Tak ada perubahan signifikan terkait penyelesaian pelanggaran agraria meski pemerintahan telah berganti.

Petani beraktivitas di lahan pertanian di Bogor, Jawa Barat, Jumat (4/1/2019). Kementerian Agraria dan Tata Ruang/Badan Pertanahan Nasional (ATR/BPN) menyatakan tiap tahun area pertanian diprediksi terus berkurang, diperkirakan tahun 2019 lahan pertanian di Indonesia bisa berkurang sampai 1,4 juta hektare. ANTARA FOTO

Komisi untuk Orang Hilang dan Tindak Kekerasan (KontraS) mengungkapkan ada pola pergeseran pelaku pelanggaran agraria dari zaman pemerintahan Susilo Bambang Yudhoyono (SBY) ke pemerintahan Joko Widodo (Jokowi).

Perwakilan KontraS, Rivanlee Anandar, tak ada perubahan terkait penyelesaian pelanggaran agraria meski pemerintahan telah berganti. KontraS mengkritisi berbagai persoalan di sektor agraria selama pemerintahan Jokowi. Sebab, selama 4 tahun pemerintahan Jokowi pelanggaran di sektor Sumber Daya Alam (SDA) belum banyak terselesaikan.
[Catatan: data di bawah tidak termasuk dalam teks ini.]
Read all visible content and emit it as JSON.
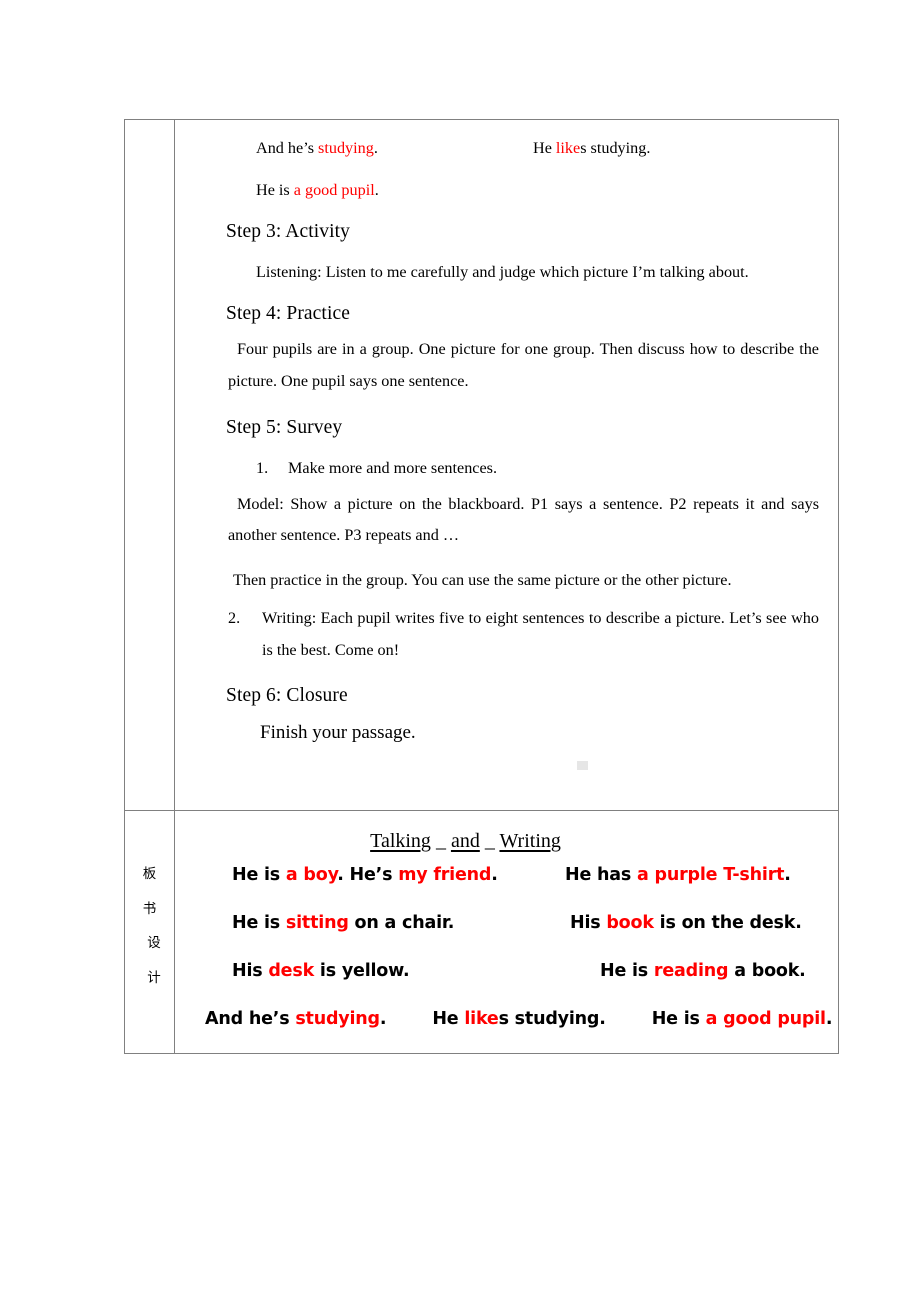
{
  "document": {
    "type": "lesson-plan-table"
  },
  "procedure": {
    "top_lines": [
      {
        "left_plain_a": "And he’s ",
        "left_red": "studying",
        "left_plain_b": ".",
        "right_plain_a": "He ",
        "right_red": "like",
        "right_plain_b": "s studying."
      }
    ],
    "second_line": {
      "plain_a": "He is ",
      "red": "a good pupil",
      "plain_b": "."
    },
    "step3_head": "Step 3: Activity",
    "step3_body": "Listening: Listen to me carefully and judge which picture I’m talking about.",
    "step4_head": "Step 4: Practice",
    "step4_body": "Four pupils are in a group. One picture for one group. Then discuss how to describe the picture. One pupil says one sentence.",
    "step5_head": "Step 5: Survey",
    "step5_item1_num": "1.",
    "step5_item1_text": "Make more and more sentences.",
    "step5_model": "Model: Show a picture on the blackboard. P1 says a sentence. P2 repeats it and says another sentence. P3 repeats and …",
    "step5_then": "Then practice in the group. You can use the same picture or the other picture.",
    "step5_item2_num": "2.",
    "step5_item2_text": "Writing: Each pupil writes five to eight sentences to describe a picture. Let’s see who is the best. Come on!",
    "step6_head": "Step 6: Closure",
    "step6_body": "Finish your passage."
  },
  "blackboard": {
    "label_chars": [
      "板",
      "书",
      "设",
      "计"
    ],
    "title_parts": [
      "Talking",
      " _ ",
      "and",
      " _ ",
      "Writing"
    ],
    "title_full": "Talking _ and _ Writing",
    "rows": [
      {
        "left": {
          "p1": "He is ",
          "r1": "a boy",
          "p2": ". He’s ",
          "r2": "my friend",
          "p3": "."
        },
        "right": {
          "p1": "He has ",
          "r1": "a purple T-shirt",
          "p2": "."
        }
      },
      {
        "left": {
          "p1": "He is ",
          "r1": "sitting",
          "p2": " on a chair.",
          "r2": "",
          "p3": ""
        },
        "right": {
          "p1": "His ",
          "r1": "book",
          "p2": " is on the desk."
        }
      },
      {
        "left": {
          "p1": "His ",
          "r1": "desk",
          "p2": " is yellow.",
          "r2": "",
          "p3": ""
        },
        "right": {
          "p1": "He is ",
          "r1": "reading",
          "p2": " a book."
        }
      }
    ],
    "final_row": {
      "s1_p1": "And he’s ",
      "s1_r": "studying",
      "s1_p2": ".",
      "s2_p1": "He ",
      "s2_r": "like",
      "s2_p2": "s studying.",
      "s3_p1": "He is ",
      "s3_r": "a good pupil",
      "s3_p2": "."
    }
  },
  "colors": {
    "highlight": "#FF0000",
    "text": "#000000",
    "border": "#808080",
    "artifact": "#E6E6E6"
  }
}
“Ada pola perubahan, di zaman SBY pelakunya adalah pihak-pihak dari aparat pemerintah. Kalau di pemerintahan Jokowi saat ini, pelaku paling banyak adalah pihak swasta,” kata Rivanlee di Jakarta pada Rabu (20/2).
 
Berdasarkan data yang dimiliki KontraS, sebanyak 233,60% pelaku pelanggaran hak atas tanah merupakan pihak swasta. Kemudian 54,14% pelakunya adalah polisi, 42,11%  TNI, 14,4% warga, 42,10% pemerintah, dan 3,1% ormas.
 
Hal serupa juga dikatakan Sekretaris Jenderal Koalisi Rakyat untuk Keadilan Perikanan (Kiara), Susan Herawati Romica. Menurutnya, kebijakan pemerintahan Jokowi di sektor kelautan saat ini hanya fokus pada bidang infrastruktur. Namun demikian, program-program tersebut tidak memperhatikan budaya dan pemberdayaan di sekelilingnya.
 
“Terlihat dari penyebutannya maritim. Tapi, itu hanya seputar infrastruktur dan ekonomi saja. Berbeda dengan bahari, di mana ada budaya dan pelestarian yang juga harus diperhatikan,” kata Susan.

Lebih lanjut, kata Susan, hal itu semakin diperkuat dengan kerja-kerja Jokowi di bidang maritim yang membangun tol laut dan sejumlah pelabuhan. Padahal, dari pembangunan tersebut, ada hal lain yang sebetulnya terlewatkan .
 
Menurutnya, beberapa pekerjaan yang telah dilakukan Jokowi di bidang maritim pun belum signifikan membantu problematika yang terjadi di lapangan. Bahkan, berdasarkan data yang dimiliki Kiara, menunjukkan banyak aktivis yang justru malah dikriminalisasi.

Dari catatan Kiara, ada peningkatan jumlah konflik dan kriminalisasi selama 3 tahun terakhir. Aparat yang menlakukan kriminalisasi terhadap warga atau aktivis setempat kerap menggunakan pasal-pasal karet untuk melakukan pembungkaman.
 
“Ada 84 konflik kelautan dan perikanan yang disebabkan oleh arah kebijakan pengelolaan ruang laut di pesisir dan pulau-pulau kecil, serta 17 nelayan yang dikriminalisasi dan satu di antaranya meninggal dunia,” kata Susan.